Daydream Believer

It hasn’t quite been a year since Nashville rapper/producer Mike Floss’ debut album Tennessee Daydreams dropped, and his summer- scorcher of a single, “Local Satisfaction,” hit streaming services just a few months ago. But he’s back in the studio, working on new music. From the beginning, Floss has plotted his own journey, and kept himself moving beyond the industry-prescribed release-cycle schedule.
      “The record-label formula is completely stupid to me,” Floss says via phone, on the road in Detroit. “I don’t think I’ve ever met anybody that was signed to a label in hip-hop that was happy with that situation.”
      A longtime fixture in Nashville’s hip-hop underground — a vibrant, productive scene that’s been bubbling under Music City’s rhinestone surface since the early ’80s — former Inglewoodian Floss has been creating and releasing music for nearly a decade. His work has spanned shifting sonic trends, swirling distribution currents, and the ebb and flow of media tides.
      Throughout, he’s managed to maintain a unique voice, absorbing cultural shifts without being consumed by them. From his early For the Rebels mixtapes (recorded as Open Mic) to his latest single, Floss has stayed on trend and on his own shit, while he’s watched peers disappear, consumed by the commercial music beast.

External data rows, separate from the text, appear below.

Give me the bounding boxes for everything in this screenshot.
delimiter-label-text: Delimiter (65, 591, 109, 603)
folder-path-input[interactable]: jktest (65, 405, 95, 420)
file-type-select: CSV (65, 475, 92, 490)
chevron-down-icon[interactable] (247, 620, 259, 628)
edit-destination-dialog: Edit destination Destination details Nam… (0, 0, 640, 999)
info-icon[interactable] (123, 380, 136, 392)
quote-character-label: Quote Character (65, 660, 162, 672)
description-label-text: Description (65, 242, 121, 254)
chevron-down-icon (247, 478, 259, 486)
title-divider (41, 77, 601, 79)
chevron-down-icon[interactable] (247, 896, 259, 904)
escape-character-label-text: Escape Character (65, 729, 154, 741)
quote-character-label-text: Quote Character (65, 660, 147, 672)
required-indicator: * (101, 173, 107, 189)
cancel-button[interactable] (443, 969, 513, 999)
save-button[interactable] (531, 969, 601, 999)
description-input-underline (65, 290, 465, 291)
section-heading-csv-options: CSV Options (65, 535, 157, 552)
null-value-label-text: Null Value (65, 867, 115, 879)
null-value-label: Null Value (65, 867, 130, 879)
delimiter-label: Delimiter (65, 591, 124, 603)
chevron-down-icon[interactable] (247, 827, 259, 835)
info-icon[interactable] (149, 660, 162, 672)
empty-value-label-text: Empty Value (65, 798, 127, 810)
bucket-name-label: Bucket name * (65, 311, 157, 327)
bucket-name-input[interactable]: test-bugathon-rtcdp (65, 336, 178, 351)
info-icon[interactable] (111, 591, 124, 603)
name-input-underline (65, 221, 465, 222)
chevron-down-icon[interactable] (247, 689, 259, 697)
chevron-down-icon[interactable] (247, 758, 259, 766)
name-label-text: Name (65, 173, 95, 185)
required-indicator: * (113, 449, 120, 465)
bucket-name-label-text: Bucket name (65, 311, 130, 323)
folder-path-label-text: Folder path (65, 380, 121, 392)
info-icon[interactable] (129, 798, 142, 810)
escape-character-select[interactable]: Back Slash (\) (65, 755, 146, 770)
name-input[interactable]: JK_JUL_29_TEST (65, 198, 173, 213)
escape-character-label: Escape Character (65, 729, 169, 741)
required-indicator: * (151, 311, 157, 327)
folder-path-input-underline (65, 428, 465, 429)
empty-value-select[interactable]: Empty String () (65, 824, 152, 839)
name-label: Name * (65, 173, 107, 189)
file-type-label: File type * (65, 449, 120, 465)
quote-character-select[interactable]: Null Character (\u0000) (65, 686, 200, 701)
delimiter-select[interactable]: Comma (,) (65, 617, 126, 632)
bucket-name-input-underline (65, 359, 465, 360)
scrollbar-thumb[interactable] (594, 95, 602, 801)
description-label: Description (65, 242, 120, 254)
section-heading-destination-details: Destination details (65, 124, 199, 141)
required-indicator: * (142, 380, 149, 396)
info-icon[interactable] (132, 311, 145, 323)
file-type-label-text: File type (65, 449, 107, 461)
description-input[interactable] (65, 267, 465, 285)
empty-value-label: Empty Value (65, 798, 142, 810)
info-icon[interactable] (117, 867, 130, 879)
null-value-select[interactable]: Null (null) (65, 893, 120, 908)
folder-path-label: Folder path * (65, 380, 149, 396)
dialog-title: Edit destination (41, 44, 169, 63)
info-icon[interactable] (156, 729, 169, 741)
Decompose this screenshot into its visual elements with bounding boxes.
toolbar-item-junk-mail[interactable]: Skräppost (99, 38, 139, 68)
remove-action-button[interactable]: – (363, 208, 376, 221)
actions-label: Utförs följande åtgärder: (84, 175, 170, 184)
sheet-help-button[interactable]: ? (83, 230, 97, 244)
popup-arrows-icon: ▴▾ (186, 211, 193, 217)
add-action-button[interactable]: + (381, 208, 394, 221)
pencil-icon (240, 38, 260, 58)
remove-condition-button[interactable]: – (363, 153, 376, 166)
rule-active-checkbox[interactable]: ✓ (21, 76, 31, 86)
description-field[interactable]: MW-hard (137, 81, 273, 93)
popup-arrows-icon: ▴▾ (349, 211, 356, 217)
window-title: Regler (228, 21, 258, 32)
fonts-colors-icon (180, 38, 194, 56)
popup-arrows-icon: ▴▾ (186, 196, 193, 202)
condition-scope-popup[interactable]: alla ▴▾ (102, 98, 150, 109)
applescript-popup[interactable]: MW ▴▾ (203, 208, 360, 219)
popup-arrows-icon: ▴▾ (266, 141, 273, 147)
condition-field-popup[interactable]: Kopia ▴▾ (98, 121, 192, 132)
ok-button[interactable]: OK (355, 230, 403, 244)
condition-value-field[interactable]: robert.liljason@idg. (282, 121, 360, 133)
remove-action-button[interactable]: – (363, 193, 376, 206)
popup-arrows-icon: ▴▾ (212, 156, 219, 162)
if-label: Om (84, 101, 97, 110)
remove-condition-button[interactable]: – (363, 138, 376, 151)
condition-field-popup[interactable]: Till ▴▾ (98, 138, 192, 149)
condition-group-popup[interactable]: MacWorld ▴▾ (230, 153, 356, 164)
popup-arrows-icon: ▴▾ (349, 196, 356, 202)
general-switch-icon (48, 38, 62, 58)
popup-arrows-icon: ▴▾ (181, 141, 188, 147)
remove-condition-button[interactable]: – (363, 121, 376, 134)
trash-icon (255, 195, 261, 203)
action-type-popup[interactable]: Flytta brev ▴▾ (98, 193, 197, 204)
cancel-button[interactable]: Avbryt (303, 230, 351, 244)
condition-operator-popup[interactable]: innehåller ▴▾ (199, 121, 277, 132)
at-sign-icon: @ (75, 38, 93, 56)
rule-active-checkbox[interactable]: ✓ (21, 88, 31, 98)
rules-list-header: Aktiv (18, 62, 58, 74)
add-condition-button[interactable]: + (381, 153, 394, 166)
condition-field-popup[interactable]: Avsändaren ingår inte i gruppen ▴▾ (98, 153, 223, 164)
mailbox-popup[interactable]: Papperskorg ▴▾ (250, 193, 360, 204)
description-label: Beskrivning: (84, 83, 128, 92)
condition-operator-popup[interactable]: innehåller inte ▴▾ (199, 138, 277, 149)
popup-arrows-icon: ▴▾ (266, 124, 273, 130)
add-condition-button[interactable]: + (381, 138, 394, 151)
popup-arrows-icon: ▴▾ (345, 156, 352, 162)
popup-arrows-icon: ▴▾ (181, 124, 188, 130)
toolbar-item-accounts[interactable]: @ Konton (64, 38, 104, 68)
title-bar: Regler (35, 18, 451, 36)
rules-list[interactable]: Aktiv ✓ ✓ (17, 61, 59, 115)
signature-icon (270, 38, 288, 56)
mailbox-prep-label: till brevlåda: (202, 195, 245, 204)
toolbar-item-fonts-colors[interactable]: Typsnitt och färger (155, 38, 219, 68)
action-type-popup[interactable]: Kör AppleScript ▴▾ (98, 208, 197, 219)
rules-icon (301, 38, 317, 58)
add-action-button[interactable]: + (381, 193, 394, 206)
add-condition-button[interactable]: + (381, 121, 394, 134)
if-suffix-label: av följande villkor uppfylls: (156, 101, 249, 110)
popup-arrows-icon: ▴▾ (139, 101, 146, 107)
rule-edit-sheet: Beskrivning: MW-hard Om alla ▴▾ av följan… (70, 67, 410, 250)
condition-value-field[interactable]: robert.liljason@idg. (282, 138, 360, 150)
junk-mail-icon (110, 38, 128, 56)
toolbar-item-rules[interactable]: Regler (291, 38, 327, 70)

      “At one point, I was kind of chasing [a label deal], just off of ignorance and just not knowing,” Floss says. “But after you’re out in these [festival and tour] situations with all these people, it’s like, ‘Oh, my career is really in no different place than most of these people, except they may have more Instagram followers.’ … [And I] absolutely would have signed. If I wasn’t a second-generation artist, I would have signed a bad deal, and I probably would be trapped.”
      Floss benefits from generational knowledge passed on from his father, trumpeter Rod McGaha — a pillar of the Music City jazz scene, who forged a career playing alongside artists as disparate as Lou Rawls, CeCe Winans, and Kenny Rogers, before releasing his own solo records. McGaha toured the world, and saw the industry from all angles.
      “I grew up with the knowledge of like, ‘Yo, this money is not yours,’” Floss says. “‘This can be taken away from you. You won’t own the master. You won’t be able to control what your release schedule is. You won’t have any of the things that I’m able to do now.’
      “[It] really helps, because I would be screwed right now if I had signed a deal. I really would. I’d be in such a bad spot.”
      McGaha’s advice didn’t just pertain to the business side of the ledger, but to the philosophical as well.
      “My dad pretty much made sure me and my sisters are creative minds,” Floss says. “He be on some, ‘If I can’t find anything different in this [music] then I’m not really interested in it.’ I think now that’s kind of the way I listen and stuff. It doesn’t really impress me as much, unless it’s done at the highest level.”
      That highest-level aim came through even during Floss’ days of dorm-room tapes and half-empty shows at The End — from 2015’s Don’t Blame the Youth mixtapes and its million-streamed Spotify hit, “Movie,” to the complex and conscious arrangements of Tennessee Daydreams’ supremely Southern art-rap.
      While rooted firmly in the classics — Floss’ dedication to rich, humanistic lyricism is a direct descendent of hip-hop’s golden era — he doesn’t get bogged down in nostalgic formalism. Tracks like Daydreams’ “Peach Soda” (featuring a shout-out to Nashville’s own Knockout Wings) and the new “Local Satisfaction” embrace timeless soul sounds, and the endless electronic opportunities afforded by 21st-century production techniques. His aesthetic, fittingly, feels unstuck from time and convention.
      “The business is constantly changing. The personnel is constantly changing,” Floss says. “It always evolves, so I think the best thing to do is just feed your core and put out good music.”